У стены одного из домов, покосившегося так, что верхний этаж нависал над улицей, словно готовый рухнуть в любую минуту, сидел нищий. Старик без ноги, обрубок которой был обёрнут грязными тряпками. Перед ним стояла деревянная миска, в которой позванивали две-три медные монетки. Он бормотал что-то себе под нос, качаясь взад-вперёд, и его мутные глаза смотрели в никуда. Я прошёл мимо, не бросив ему ни гроша. Не из жадности, а потому что бросать было нечего. Хотя, если бы и имелись деньги, то все равно не бросил.
Воздух становился всё гуще по мере того, как я приближался к пристани. К обычной вони Нижнего города примешивался солёный запах реки, запах тины, гниющих водорослей и рыбьих потрохов, которые торговцы выбрасывали прямо в воду. Чайки кружили над крышами, оглашая округу пронзительными криками. Одна из них, наглая и жирная, села на край водосточной трубы и уставилась на меня немигающим глазом-бусинкой.

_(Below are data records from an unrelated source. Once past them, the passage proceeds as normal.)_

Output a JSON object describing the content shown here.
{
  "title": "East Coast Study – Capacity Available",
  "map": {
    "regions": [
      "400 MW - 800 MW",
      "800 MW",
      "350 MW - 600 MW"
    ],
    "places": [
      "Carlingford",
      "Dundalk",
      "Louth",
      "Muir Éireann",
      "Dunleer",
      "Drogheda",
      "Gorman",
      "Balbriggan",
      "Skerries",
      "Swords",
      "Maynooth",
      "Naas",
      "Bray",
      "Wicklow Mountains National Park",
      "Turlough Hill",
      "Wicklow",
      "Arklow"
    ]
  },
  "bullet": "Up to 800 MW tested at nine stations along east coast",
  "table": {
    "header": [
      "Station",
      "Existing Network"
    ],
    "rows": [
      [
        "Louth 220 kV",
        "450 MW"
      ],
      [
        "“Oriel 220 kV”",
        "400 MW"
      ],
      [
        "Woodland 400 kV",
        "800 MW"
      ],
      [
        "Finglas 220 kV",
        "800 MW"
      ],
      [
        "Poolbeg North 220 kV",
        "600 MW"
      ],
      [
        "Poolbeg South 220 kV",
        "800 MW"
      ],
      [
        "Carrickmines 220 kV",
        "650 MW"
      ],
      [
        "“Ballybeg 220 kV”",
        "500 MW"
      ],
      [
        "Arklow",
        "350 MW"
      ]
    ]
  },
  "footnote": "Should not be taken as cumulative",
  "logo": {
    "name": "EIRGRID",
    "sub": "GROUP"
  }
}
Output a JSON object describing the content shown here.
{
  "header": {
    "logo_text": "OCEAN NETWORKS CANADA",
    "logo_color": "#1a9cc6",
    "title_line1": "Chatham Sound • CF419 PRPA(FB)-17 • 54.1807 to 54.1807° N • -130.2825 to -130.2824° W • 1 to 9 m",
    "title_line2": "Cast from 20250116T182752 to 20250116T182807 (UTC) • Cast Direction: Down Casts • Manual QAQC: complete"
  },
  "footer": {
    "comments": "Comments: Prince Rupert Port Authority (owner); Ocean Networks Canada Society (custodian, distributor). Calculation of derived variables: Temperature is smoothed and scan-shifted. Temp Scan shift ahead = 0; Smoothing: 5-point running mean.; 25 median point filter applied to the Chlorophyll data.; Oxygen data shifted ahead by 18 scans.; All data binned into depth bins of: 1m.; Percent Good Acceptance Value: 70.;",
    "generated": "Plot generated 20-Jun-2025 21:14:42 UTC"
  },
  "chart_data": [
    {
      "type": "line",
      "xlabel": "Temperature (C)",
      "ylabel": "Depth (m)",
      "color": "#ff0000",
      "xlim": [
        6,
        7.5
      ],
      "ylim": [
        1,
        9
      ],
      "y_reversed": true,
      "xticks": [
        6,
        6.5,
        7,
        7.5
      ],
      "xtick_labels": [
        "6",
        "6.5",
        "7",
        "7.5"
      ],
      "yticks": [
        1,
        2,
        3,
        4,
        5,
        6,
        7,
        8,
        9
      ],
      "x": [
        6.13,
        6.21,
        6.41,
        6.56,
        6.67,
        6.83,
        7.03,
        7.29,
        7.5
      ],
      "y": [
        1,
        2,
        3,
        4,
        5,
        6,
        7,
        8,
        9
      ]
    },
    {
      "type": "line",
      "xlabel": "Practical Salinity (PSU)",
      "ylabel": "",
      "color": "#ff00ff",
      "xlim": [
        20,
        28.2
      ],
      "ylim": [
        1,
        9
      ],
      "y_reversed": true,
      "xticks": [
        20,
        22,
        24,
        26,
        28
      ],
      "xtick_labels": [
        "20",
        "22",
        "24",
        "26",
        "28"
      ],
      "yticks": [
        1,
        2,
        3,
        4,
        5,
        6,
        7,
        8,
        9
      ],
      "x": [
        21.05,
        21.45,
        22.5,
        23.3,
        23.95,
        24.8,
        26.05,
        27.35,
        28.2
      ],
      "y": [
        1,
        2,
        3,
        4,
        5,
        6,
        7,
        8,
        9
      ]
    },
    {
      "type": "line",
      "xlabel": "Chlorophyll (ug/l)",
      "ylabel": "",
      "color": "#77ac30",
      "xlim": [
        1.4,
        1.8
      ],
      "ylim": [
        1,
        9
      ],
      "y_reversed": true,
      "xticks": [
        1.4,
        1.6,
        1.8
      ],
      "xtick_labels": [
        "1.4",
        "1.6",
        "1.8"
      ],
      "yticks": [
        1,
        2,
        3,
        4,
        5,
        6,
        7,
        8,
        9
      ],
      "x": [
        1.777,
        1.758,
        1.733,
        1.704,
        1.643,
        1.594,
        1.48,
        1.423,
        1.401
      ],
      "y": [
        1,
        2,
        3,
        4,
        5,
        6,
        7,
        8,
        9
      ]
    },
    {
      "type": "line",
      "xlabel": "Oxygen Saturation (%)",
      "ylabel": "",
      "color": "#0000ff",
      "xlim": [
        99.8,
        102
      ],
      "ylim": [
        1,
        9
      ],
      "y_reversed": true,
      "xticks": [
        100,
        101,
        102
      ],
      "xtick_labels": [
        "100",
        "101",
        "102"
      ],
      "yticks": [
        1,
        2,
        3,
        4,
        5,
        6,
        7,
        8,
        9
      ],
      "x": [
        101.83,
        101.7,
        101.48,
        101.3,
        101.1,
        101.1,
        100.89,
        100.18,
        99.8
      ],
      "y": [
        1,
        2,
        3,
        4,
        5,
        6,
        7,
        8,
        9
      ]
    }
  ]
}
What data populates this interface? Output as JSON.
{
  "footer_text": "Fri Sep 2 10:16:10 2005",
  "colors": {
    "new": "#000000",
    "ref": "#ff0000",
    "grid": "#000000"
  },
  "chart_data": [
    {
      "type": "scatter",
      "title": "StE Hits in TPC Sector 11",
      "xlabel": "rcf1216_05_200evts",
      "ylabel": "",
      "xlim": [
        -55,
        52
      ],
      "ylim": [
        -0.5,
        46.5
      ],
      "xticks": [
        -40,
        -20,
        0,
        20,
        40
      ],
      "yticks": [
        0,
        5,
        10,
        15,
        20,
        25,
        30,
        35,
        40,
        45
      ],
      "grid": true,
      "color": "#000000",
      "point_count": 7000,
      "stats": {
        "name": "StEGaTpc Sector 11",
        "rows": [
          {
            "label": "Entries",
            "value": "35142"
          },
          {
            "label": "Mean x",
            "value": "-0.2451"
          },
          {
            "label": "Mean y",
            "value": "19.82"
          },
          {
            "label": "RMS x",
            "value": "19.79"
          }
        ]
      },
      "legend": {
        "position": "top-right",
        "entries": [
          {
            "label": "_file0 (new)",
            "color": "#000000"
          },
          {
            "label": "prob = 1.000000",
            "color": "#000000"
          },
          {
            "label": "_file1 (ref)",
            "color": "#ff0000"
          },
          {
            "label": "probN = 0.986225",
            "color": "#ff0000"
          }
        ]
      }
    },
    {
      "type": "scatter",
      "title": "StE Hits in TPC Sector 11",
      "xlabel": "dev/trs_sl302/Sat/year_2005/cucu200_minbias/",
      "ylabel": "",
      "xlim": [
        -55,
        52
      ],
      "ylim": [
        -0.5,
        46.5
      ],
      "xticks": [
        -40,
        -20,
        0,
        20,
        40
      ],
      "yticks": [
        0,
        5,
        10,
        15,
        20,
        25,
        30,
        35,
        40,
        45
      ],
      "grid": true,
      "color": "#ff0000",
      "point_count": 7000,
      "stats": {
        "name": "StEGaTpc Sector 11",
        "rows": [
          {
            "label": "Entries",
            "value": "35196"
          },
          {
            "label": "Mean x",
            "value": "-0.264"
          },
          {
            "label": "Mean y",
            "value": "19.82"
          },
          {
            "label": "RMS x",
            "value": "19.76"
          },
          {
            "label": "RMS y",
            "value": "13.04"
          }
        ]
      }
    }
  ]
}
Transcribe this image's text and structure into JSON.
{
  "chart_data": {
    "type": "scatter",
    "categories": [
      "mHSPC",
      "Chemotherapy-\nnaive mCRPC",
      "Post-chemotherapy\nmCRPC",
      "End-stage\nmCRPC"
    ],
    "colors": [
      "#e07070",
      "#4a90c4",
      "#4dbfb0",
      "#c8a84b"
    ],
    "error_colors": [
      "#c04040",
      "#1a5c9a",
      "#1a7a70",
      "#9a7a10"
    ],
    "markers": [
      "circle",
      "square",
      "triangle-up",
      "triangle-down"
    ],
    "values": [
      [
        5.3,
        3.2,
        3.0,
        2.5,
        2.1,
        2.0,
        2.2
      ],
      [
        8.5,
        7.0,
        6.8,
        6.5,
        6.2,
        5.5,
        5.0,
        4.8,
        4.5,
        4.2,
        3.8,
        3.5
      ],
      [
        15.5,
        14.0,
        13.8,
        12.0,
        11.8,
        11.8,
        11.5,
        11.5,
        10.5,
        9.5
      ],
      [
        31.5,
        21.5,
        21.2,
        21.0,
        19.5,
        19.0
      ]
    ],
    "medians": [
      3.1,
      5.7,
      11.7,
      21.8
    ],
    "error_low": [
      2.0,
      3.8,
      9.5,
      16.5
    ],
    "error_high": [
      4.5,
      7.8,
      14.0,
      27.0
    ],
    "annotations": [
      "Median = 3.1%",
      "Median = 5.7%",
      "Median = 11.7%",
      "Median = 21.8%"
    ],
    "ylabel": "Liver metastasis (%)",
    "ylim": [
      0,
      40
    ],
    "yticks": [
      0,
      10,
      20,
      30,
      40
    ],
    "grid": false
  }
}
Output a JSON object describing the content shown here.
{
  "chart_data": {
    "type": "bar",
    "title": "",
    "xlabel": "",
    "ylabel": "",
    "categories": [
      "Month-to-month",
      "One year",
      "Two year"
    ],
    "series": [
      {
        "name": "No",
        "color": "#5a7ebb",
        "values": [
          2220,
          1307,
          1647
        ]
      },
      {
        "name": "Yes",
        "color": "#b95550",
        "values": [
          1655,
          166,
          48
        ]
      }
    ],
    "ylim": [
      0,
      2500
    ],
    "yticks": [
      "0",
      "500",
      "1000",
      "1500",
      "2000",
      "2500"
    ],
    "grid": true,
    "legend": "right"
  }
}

Я двинулся в сторону Верхнего города, к Серым Вратам, ведущим на скалу, где возвышался королевский замок Эренгард. Путь лежал мимо пристани. Река Эрра несла свои мутные воды к морю, и обычно в этот час в порту уже кипела работа. Но сегодня что-то изменилось в привычном ритме.
Головная боль мешала сосредоточиться, мир подрагивал в такт пульсу. И всё же я заметил неладное, когда свернул на Кожевенную улицу, спускающуюся к причалам. Вместо привычной ругани грузчиков и скрипа лебёдок я услышал гул толпы. Гул этот был не деловым и не весёлым, каким он бывает в базарный день. Он звенел на одной пронзительной ноте, тревоге.
Я протёр лицо ладонью, размазывая остатки похмельного состояния, и ускорил шаг. Любопытство боролось с желанием упасть обратно в сточную канаву и умереть, но любопытство, как всегда, победило.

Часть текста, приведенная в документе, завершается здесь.